B1223
Title: Automatic change-point detection in time series via deep learning
Authors: Jie Li - University of Kent (United Kingdom) [presenting]
Paul Fearnhead - Lancaster University (United Kingdom)
Piotr Fryzlewicz - London School of Economics (United Kingdom)
Tengyao Wang - University of Cambridge (United Kingdom)
Abstract: Detecting change points in data is challenging because of the range of possible types of change and types of behaviour of data when there is no change. Statistically efficient methods for detecting a change will depend on both of these features, and it can be difficult for a practitioner to develop an appropriate detection method for their application of interest. It is shown how to automatically generate new offline detection methods based on training a neural network. The approach is motivated by many existing tests for the presence of a change point being representable by a simple neural network.
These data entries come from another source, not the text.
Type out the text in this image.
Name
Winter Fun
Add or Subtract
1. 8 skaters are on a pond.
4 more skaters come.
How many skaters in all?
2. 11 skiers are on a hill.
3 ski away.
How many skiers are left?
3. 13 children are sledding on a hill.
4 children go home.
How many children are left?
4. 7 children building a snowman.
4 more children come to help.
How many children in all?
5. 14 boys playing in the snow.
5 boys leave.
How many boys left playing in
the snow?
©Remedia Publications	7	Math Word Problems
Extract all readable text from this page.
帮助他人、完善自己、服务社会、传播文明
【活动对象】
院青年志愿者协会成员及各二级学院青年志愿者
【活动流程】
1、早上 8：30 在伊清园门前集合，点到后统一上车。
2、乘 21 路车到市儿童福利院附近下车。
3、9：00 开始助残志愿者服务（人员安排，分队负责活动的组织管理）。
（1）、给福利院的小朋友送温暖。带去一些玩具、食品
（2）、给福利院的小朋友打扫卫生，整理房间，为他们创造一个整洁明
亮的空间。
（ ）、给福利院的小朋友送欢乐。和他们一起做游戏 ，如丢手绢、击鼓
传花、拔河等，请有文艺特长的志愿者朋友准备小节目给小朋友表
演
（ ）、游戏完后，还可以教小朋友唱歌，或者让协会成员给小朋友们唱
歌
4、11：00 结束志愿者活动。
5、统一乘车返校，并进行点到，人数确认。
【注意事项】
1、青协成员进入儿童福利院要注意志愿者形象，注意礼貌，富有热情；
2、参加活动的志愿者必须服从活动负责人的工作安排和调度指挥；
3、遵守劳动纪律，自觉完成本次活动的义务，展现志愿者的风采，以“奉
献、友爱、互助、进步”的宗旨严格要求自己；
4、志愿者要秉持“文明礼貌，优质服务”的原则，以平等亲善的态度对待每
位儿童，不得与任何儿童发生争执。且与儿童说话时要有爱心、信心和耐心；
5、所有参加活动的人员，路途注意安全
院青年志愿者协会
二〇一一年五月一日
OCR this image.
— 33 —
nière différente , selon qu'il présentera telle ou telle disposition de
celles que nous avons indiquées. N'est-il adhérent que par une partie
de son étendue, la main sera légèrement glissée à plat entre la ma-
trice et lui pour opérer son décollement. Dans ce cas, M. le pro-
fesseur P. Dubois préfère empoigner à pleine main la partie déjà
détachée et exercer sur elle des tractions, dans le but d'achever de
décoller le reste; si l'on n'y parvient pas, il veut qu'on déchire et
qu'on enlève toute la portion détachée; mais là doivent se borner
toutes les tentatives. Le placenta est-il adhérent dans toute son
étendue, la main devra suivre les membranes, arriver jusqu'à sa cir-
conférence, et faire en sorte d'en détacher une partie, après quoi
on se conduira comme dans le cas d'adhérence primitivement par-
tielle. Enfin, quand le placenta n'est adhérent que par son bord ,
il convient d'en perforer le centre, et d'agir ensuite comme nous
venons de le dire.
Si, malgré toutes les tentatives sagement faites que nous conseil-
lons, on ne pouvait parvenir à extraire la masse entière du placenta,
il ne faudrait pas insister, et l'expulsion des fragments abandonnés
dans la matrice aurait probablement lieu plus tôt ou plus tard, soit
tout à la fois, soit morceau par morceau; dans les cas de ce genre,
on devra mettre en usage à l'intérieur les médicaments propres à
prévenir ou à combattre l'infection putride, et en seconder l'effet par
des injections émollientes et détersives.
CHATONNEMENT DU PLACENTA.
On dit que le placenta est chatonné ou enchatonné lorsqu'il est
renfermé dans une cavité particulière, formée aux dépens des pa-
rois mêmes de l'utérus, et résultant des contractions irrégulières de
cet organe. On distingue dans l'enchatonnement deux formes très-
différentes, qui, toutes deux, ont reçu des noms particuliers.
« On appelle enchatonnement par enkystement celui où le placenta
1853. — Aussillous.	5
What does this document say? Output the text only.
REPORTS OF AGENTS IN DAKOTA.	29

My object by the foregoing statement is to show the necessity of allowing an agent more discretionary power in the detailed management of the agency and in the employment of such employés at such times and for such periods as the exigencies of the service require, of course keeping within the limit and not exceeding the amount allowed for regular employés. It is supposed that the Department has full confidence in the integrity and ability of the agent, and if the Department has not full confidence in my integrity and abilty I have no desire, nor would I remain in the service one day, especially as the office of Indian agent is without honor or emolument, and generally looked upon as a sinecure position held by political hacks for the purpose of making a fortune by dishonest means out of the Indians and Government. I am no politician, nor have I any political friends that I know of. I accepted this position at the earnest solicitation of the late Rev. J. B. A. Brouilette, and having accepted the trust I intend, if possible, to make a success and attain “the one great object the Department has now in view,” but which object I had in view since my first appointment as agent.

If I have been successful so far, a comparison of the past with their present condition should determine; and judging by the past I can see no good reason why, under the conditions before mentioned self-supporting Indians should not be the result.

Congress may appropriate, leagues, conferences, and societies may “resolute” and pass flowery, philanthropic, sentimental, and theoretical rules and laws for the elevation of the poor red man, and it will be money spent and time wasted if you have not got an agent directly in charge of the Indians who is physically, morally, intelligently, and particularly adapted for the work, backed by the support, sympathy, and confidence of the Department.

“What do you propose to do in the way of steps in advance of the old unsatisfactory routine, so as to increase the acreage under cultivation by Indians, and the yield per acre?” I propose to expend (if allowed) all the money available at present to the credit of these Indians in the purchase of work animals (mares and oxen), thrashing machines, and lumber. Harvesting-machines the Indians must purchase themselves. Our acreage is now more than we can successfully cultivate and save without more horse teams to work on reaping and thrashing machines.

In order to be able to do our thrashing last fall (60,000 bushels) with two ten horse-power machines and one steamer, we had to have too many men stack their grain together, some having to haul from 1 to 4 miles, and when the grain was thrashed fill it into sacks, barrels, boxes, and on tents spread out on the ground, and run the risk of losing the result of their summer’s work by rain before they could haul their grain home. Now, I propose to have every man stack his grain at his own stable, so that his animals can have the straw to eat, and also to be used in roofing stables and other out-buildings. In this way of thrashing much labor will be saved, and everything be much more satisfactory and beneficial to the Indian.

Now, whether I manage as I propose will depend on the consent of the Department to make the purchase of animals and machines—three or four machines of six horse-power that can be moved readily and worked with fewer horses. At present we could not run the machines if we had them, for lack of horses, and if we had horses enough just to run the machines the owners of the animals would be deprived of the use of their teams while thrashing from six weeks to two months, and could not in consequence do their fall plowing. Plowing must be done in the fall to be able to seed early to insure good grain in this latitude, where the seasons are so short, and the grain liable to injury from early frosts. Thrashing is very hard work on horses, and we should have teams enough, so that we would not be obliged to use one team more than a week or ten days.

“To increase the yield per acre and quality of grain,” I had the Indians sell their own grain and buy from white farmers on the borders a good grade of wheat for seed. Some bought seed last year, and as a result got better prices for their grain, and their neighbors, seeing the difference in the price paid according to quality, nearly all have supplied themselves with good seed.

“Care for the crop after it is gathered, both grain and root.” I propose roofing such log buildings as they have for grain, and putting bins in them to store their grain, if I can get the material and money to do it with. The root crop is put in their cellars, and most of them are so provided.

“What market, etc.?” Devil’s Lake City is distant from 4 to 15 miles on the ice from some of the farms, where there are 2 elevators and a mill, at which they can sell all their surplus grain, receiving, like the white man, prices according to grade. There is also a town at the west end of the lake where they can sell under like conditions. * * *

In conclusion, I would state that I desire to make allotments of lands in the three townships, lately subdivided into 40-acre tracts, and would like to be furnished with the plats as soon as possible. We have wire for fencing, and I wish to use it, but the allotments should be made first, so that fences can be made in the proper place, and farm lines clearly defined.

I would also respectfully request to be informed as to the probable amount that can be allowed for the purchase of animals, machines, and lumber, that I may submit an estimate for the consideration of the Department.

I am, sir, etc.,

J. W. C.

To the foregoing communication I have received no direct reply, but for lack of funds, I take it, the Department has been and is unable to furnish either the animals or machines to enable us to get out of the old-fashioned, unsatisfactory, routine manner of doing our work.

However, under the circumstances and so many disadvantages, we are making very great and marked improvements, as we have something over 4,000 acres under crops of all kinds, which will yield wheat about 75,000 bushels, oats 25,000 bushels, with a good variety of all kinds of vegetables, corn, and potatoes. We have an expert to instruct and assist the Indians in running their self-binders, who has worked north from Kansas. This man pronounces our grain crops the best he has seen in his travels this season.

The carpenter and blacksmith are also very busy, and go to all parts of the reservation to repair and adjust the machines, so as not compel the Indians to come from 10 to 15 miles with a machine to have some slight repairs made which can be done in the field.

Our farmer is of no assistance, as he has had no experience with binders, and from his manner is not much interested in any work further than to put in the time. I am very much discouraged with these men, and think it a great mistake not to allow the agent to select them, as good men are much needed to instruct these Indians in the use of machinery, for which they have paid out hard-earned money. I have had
Thus, a neural network trained with sufficient data should perform at least as well as these methods. The theory that quantifies the error rate for such an approach and how it depends on the amount of training data is presented. Empirical results show that, even with limited training data, its performance is competitive with the standard CUSUM-based classifier for detecting a change in mean when the noise is independent and Gaussian and can substantially outperform it in the presence of auto-correlated or heavy-tailed noise. The method also shows strong results in detecting and localizing changes in activity based on accelerometer data.